You probably have the former.
Do you see any "shelf" fungi (gandoderma) on other trees? Or so you remember shelf fungi existing on the maple which was removed. If not, this specimen is probably the species which grows on rotting wood (the base of the maple). It is not surprising that it had taken the trunk and roots this long to decay enough to host gandoderma.
What you see above ground is the spore producing part of the fungi. If you physically remove the above growth as soon as you see it, you might prevent its development but this may be an ongoing proposition as long as there is decaying plant material underground.
I did find the suggestion to apply fast acting nitrogen (not slow release formula) to the area as a way to hasten the process of decay.

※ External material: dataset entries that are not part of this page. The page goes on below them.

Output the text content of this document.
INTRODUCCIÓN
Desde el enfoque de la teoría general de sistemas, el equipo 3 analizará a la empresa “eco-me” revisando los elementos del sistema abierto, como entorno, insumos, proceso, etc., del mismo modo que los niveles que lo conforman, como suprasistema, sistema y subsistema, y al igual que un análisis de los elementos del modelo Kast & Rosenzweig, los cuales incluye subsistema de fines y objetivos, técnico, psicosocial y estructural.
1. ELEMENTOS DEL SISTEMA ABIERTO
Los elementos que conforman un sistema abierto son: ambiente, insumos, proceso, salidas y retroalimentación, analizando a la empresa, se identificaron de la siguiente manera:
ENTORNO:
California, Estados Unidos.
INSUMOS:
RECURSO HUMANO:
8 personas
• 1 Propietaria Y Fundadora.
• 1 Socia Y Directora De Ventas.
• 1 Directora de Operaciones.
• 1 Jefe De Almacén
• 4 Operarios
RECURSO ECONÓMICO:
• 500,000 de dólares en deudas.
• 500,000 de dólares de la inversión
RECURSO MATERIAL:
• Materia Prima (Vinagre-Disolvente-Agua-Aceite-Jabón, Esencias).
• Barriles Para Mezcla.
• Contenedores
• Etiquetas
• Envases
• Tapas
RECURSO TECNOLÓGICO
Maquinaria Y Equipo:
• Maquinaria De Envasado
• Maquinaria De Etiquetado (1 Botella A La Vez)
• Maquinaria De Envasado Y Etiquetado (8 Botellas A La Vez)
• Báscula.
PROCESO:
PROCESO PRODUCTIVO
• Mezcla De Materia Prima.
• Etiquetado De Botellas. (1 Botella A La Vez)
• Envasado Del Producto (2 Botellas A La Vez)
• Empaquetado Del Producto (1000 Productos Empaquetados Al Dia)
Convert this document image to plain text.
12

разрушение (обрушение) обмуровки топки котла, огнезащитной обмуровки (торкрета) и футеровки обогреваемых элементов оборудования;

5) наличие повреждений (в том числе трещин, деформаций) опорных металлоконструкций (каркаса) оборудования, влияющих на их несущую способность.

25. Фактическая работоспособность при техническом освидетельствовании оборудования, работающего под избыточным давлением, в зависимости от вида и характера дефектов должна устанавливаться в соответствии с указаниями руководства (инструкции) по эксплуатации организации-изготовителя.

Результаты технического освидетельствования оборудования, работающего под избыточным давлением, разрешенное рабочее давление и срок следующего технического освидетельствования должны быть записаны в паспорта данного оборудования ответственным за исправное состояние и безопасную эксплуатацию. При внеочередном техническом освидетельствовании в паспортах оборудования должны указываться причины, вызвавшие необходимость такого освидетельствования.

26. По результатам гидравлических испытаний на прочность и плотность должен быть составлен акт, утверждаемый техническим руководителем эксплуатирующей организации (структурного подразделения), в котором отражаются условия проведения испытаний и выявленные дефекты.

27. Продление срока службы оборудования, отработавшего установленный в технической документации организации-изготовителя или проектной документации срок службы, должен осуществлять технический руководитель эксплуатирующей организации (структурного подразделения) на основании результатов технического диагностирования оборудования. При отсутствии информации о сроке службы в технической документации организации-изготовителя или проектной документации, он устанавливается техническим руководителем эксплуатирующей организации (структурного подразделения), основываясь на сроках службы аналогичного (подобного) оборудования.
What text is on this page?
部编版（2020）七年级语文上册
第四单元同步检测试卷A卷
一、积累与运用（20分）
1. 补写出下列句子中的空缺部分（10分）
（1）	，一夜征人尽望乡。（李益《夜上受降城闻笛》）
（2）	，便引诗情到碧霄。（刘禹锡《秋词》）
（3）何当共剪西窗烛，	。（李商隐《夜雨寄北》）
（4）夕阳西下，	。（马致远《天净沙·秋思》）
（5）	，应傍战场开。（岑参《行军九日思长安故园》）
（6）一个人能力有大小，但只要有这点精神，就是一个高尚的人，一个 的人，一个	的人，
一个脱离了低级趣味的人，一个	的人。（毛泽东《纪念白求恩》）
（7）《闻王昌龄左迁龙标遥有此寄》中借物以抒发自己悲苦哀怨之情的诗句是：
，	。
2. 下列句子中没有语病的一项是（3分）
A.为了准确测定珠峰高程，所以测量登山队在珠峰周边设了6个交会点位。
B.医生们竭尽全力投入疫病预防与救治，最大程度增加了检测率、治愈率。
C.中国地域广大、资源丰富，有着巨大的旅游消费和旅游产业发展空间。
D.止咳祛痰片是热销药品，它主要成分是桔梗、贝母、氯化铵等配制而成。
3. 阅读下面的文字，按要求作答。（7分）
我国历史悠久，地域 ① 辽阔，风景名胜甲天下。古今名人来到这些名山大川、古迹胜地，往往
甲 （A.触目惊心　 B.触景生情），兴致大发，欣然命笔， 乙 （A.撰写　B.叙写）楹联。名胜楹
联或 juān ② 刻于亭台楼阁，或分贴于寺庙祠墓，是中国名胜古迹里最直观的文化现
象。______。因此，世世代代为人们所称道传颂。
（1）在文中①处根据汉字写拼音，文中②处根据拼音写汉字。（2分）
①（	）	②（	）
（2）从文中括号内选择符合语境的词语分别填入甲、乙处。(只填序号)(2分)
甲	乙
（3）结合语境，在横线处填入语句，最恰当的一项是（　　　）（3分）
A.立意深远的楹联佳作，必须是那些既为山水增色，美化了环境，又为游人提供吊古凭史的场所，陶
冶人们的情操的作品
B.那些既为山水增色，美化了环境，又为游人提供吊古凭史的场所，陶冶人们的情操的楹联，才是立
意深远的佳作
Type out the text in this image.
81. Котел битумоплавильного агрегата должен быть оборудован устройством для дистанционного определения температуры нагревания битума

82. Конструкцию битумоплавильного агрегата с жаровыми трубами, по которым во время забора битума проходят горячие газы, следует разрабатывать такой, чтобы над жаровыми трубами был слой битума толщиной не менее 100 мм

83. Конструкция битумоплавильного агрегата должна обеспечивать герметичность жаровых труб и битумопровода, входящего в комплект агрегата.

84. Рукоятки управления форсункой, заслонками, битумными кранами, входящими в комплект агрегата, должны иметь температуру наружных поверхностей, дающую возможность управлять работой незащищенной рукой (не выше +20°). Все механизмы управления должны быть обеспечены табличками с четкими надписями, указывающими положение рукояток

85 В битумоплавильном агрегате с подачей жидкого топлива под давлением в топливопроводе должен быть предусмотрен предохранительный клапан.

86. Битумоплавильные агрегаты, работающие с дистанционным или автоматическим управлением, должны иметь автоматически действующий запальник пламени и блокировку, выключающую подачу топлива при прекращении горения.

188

From University of California:
Sometimes you can eliminate mushrooms growing from organic matter or hasten decomposition of organic matter by applying nitrogen fertilizer at a rate of 1 pound of actual nitrogen per 1,000 square feet of lawn. The nitrogen should be readily available and not a slow-release or water-insoluble formulation. Examples include 5 pounds of ammonium sulfate (21-0-0) or special lawn fertilizers such as 6 pounds of 16-6-8 or 4 pounds of 27-3-4 per 1,000 square feet of lawn. Fertilization hastens decomposition of organic matter.